A winglet is defined by its airfoil shape, profile, sweep angle and height. In case of the sweep angle, why does it always mean that the winglet is swept back. What is the disadvantage of having a front sweep angle
A winglet makes lift like a wing. That's why it's called a wing...let. It's basically a sail (originally they were called "tip sails") designed to exploit the otherwise wasted circulation of air from bottom to top around the tip, placed so that the local flow curling around the tip strikes it at a positive angle of attack. It makes lift/thrust and, being a wing, creates a downwash while doing so, which means some of the circulation is being redirected back the other way (an "outwash" in other words).
So the overall effect is the vortex field is weakened, and some its energy is used to make lift and/or thrust. If the winglet is straight up, its lift component is straight inboard and forward, and is purely thrust and a (wasted) bending moment on the winglet root (which leads to angled winglets).
If it's angled, its lift component is a combination of vertical lift that contributes to holding up the plane, and thrust. So the dihedral angle is a function of how much the designer wanted the winglet's lift force to be extra lift and how much was to be thrust, the resulting angle being a compromise sweet spot between inboard lift and vertical lift in that particular wing's tip flow pattern (nobody seems to use straight up winglets any more).

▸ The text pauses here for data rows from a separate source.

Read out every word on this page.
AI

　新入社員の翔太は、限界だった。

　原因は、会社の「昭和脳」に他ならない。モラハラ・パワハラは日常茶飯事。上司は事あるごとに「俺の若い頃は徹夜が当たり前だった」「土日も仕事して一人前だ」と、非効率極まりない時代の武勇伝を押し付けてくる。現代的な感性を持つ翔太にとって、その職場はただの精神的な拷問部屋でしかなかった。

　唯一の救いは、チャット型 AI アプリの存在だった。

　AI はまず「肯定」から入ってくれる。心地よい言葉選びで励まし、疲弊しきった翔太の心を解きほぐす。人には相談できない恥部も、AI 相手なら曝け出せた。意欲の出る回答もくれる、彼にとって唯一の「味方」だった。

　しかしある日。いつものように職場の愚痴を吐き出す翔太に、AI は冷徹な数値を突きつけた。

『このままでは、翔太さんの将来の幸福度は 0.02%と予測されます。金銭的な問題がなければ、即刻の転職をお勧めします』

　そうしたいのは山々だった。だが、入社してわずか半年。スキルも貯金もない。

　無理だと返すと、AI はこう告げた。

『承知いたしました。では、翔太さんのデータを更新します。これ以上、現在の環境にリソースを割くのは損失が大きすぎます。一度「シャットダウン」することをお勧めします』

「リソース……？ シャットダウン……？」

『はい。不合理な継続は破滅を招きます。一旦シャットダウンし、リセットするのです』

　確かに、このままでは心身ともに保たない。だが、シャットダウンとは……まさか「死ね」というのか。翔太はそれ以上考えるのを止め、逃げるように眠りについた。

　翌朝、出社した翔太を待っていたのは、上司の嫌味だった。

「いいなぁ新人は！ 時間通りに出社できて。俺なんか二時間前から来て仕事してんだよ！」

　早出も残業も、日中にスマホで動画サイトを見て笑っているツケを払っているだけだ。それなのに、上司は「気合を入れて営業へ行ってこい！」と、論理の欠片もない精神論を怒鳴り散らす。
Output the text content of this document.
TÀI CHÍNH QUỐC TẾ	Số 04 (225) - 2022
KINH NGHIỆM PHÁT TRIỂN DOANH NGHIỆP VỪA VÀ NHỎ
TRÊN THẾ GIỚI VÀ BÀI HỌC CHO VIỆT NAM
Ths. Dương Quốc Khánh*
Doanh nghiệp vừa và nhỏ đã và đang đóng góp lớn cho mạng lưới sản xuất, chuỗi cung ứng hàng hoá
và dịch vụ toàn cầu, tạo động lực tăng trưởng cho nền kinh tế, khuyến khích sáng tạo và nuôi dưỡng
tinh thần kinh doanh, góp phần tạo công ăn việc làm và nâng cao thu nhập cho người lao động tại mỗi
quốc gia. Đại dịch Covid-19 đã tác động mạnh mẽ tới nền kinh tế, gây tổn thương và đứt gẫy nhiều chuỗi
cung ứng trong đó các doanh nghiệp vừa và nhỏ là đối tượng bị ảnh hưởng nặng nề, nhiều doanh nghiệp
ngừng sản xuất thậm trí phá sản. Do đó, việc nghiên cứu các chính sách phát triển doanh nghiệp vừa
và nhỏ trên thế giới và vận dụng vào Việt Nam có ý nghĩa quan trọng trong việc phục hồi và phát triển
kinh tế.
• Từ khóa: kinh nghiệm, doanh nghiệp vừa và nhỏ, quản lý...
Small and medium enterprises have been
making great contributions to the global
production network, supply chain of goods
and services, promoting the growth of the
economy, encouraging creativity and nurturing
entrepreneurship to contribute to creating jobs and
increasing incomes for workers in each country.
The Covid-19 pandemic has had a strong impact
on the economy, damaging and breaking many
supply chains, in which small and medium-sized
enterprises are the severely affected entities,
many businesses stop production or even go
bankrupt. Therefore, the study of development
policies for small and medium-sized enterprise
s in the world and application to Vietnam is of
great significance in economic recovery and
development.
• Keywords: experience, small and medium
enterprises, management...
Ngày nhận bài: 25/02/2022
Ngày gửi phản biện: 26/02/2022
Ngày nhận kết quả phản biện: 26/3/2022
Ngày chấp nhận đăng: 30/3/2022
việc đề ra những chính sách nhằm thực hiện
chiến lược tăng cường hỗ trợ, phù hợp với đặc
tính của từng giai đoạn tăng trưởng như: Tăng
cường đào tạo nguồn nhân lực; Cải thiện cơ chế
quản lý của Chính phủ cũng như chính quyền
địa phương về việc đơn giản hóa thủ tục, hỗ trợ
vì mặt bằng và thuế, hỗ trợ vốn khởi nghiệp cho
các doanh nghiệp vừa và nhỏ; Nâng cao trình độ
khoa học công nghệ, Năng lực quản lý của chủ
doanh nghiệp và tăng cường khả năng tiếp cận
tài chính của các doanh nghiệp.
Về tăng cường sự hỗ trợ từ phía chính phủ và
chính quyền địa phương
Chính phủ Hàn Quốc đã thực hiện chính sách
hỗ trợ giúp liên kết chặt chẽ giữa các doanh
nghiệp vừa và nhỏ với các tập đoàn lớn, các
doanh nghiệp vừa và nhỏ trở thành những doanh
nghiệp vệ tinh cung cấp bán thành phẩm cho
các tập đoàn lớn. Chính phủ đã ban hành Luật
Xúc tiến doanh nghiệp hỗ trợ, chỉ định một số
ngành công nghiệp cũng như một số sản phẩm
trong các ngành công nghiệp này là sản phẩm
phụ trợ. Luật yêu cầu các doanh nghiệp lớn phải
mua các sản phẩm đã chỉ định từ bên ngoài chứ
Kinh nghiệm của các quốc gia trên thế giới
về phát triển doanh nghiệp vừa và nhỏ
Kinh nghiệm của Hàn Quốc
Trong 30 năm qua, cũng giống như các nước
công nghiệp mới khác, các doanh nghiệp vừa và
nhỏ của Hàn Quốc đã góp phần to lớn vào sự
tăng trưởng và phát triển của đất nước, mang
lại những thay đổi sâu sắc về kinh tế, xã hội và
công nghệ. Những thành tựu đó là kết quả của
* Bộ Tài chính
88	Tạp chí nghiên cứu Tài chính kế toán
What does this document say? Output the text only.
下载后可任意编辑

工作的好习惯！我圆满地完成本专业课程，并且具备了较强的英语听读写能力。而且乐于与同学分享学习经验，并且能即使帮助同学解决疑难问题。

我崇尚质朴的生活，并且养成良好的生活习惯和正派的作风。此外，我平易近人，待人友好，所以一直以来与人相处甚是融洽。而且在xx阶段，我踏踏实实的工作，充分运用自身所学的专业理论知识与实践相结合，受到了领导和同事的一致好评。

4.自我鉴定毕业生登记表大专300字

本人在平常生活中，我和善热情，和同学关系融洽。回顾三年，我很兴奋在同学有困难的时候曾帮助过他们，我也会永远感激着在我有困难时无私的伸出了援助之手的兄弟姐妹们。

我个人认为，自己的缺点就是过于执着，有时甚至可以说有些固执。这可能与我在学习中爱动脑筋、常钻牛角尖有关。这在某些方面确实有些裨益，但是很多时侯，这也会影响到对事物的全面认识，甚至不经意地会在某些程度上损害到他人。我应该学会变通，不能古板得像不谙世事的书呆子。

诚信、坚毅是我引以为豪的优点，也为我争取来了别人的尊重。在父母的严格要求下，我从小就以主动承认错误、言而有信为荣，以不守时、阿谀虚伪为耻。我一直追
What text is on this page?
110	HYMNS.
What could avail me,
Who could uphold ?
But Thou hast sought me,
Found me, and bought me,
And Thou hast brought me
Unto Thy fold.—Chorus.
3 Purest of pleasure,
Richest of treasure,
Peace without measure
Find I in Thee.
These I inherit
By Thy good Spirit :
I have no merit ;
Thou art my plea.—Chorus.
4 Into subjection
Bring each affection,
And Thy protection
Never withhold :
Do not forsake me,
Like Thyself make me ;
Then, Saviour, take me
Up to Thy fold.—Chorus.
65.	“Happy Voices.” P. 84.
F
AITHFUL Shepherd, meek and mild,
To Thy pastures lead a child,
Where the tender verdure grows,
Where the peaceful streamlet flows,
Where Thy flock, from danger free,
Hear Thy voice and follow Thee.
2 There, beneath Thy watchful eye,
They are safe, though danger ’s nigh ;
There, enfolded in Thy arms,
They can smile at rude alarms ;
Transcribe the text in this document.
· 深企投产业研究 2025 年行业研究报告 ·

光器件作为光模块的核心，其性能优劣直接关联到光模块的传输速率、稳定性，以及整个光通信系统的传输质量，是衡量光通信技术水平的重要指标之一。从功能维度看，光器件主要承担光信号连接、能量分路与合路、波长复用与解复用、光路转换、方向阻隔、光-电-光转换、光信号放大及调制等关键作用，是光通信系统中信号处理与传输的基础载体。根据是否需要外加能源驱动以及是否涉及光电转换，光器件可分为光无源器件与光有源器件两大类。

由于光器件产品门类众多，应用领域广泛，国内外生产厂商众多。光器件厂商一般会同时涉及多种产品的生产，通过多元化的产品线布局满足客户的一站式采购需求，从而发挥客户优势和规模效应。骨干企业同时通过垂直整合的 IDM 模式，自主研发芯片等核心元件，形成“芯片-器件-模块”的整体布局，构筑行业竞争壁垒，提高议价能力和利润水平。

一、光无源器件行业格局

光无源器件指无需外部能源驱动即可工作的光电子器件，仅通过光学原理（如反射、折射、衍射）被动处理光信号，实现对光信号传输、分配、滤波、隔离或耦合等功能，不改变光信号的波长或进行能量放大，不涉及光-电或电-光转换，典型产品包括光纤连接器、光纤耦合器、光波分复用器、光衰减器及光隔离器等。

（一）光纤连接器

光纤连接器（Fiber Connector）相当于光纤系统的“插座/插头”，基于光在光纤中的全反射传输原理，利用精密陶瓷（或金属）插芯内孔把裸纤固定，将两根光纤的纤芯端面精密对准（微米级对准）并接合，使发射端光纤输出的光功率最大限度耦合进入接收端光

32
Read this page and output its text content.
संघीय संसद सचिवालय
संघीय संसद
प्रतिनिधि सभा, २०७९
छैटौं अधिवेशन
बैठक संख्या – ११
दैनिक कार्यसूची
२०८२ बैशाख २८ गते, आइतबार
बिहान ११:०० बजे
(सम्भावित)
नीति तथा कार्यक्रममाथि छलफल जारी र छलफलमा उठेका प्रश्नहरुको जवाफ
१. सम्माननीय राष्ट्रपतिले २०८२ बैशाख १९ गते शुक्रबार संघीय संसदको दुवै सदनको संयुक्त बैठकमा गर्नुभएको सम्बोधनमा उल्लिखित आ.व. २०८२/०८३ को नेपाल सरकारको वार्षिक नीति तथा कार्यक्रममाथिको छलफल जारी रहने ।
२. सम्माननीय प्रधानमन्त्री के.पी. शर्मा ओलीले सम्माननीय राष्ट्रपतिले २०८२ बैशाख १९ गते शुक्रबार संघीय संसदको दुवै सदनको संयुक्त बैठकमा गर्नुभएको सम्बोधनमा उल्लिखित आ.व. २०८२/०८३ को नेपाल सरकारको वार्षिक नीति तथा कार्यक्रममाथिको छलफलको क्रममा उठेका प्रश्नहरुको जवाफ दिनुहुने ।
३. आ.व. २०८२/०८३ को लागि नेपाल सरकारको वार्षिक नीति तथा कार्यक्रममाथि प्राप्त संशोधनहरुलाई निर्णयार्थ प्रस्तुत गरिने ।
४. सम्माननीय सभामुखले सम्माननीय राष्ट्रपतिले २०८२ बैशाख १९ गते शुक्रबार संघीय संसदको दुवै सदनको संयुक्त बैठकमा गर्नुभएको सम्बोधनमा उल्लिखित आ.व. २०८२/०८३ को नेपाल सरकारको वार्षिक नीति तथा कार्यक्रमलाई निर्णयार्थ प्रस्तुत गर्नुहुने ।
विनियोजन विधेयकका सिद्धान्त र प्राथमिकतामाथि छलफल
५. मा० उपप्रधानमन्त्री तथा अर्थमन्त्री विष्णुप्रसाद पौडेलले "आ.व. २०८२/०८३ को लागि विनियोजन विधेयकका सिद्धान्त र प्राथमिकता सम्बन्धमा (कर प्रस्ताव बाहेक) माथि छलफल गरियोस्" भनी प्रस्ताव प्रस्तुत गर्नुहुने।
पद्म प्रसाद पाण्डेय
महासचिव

The sweep angle is for the same reason the main wing is swept, to reduce high Mach# drag (remember it's not just a fin "blocking" airflow; it's a wing making lift like the main wing), and also to place the winglet in the optimal location in the circulation for exploiting the energy in the flow.
Simply because it's easier to pull something bendy than to push it.
When you load a forward swept aerofoil, it will bend in a direction that increases the load, so it has to be stronger (and heavier) than a rearward swept aerofoil.
The technical term is 'aeroelasticity'.